Первичный крик - Янов Артур. Страница 100

На первый день пережитого было довольно. Я вышел от Арта в превосходном расположении духа. Но к вечеру я почувствовал себя паршиво. Напряжение дало трещину и на сознание начали напирать другие чувства. БЕРЕГИСЬ! ЧТО ТЕПЕРЬ БУДЕТ?

На следующий день я уже предвкушал первичное состояние и делал все, чтобы оно наступило, чтобы произошло то, что должно было произойти. Таков был мой способ подавлять чувства. Пять дней я бился с этим делом, пока наконец, на групповом занятии напряжение достигло такой силы, что я буквально взорвался, взорвался опять чувствами к отцу. Мне нужна была его помощь. На следующий день были слезы, горькие, безутешные слезы. Я был заброшен и покинут — всю свою жизнь — меня никто никогда по–настоящему не слушал, но больше всего мне хотелось как?то сделать так, чтобы мои папа и мама стали счастливыми и полюбили меня. Несчастливые родители не могут позволить своим детям быть самими собой. Любовь требует внимания и не терпит эгоизма.

С того момента я стал переживать одно чувство за другим. Я испытывал гнев, мучился от одиночества, печалился, а подчас испытывал едва заметные чувства — холод, тепло, запах и прикосновения, которые должно быть были связаны с определенными воспоминаниями. Это был процесс воссоединения сознания, головы — с телом. Это было ощущение всех подавленных прежде чувств; теперь мне не надо было бояться чувствовать. Это ад, но какой же сладкий ад…

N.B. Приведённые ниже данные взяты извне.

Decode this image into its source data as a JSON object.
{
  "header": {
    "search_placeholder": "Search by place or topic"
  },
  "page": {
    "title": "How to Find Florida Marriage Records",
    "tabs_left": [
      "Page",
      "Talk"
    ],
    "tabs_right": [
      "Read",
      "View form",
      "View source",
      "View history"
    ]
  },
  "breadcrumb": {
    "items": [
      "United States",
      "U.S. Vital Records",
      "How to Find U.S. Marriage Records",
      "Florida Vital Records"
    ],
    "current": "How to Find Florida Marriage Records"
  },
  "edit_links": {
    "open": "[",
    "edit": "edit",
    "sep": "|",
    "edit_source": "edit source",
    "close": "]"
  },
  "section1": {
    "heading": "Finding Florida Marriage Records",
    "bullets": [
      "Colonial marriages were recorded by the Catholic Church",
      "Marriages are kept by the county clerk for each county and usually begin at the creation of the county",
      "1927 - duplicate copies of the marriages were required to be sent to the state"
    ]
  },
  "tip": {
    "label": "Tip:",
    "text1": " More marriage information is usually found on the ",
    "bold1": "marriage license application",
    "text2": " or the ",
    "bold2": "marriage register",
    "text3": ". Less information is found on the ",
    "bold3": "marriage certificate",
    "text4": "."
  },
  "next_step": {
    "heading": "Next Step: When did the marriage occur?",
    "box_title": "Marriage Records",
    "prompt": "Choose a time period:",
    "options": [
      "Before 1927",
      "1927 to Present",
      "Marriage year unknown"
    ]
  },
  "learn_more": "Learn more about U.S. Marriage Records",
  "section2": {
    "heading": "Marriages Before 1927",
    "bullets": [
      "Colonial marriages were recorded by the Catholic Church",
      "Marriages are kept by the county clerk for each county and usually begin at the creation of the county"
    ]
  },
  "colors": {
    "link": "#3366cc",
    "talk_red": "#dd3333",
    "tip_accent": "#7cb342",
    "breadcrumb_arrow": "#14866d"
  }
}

Иногда чувство возникало легко; иногда требовалось несколько дней для того, чтобы чувство, накопившись, пробило стену напряжения. Я прошел через трехнедельный период какого?то сумасшествия; я испытывал это чувство, когда меня бросила девушка. То было полное отделение от чувства, отделение, вызванное постоянным РАЗМЫШЛЕНИЕМ о том, что со мной будет дальше. Дело дошло до того, что я почти наяву видел неразличимый барьер, воздвигнутый между моим телом и окружающим меня миром. Этот барьер стал мощнее. Я решил, что подступает какое?то большое и значительное чувство. Отлично. Я помогу ему вырваться. Черта с два. Слишком сложной оказалась система, позволявшая мне ничего не чувствовать. Система контроля, подавления, предчувствия и заданной направленности. Однажды, в кабинете Арта я заговорил с папой и мамой, повторив ту первичную сцену, в которой я в первый раз спросил: «Что будет со мной? Не разводитесь». Я говорил это, чувствуя страх, неподдельный страх семилетнего ребенка. Я замолчал, и барьер начал таять. Я расслабился и обмяк. Пусть будет, что будет. Позже я погрузился в свои чувства глубже, и разрушилось еще больше барьеров. Теперь, каждый раз, когда я вхожу в первичное состояние, мне удается пусть не намного, но лучше прочувствовать настоящее. Барьер был окончательно разрушен.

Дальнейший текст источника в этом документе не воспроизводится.